Consumers who use either the individual or the group exchange system in Florida, Georgia or Virginia could get to pick from a menu of nine carriers.

Consumers in four other states — Alaska, Arkansas, Delaware and Iowa — might only have three dental carrier choices.

Consumers in other states with federal-government-run exchanges could have four to eight dental choices.

Officials at the Center for Consumer Information and Insurance Oversight (CCIIO), an arm of the Centers for Medicare & Medicaid Services (CMS), have published information supporting those numbers in a new projected dental carrier participation table.

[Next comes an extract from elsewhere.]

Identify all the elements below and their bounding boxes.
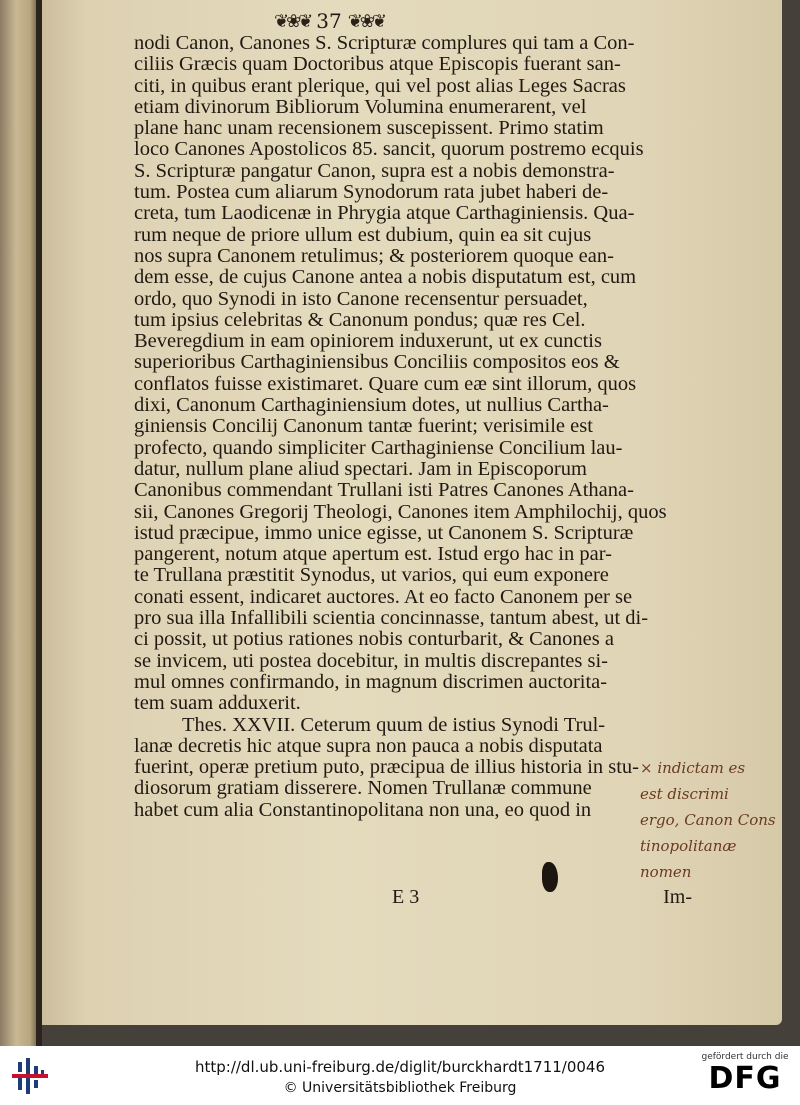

The table shows how many dental carriers have expressed an interest in selling voluntary, consumer-paid dental plans in the “federally facilitated exchanges” and “state partnership exchanges” that CCIIO will help CMS run.

The Patient Protection and Affordable Care Act (PPACA) calls for the U.S. Department of Health and Human Services (HHS), the parent of CMS, to work with state agencies to set up exchanges, or Web-based health insurance supermarkets, in all 50 states and the District of Columbia. 

CCIIO (pronounced, “See-sigh-oh) will be helping CMS run “federally facilitated exchanges” or “state partnership exchanges” in 33 states.

The table does not include information about the dental markets at the state-run exchange programs in California, Colorado, Massachusetts, Minnesota, New York, Oregon, Utah and the District of Columbia.

The PPACA “essential health benefits” (EHB) provision is supposed to require exchange health plans to offer a standardized package of services that includes some dental preventive services benefits for children. In a state with an exchange that offers access to at least one stand-alone dental plan, exchange health plans not provide pediatric dental benefits coverage, CCIIO officials said.

CCIIO is publishing information about the number of dental carriers that might compete in various states to help insurers decide whether they have to include the pediatric dental benefits in their benefits packages, officials said.

It seems likely that health plans in the states with federal exchanges will be able to leave out pediatric dental benefits, if they want to do so, officials said.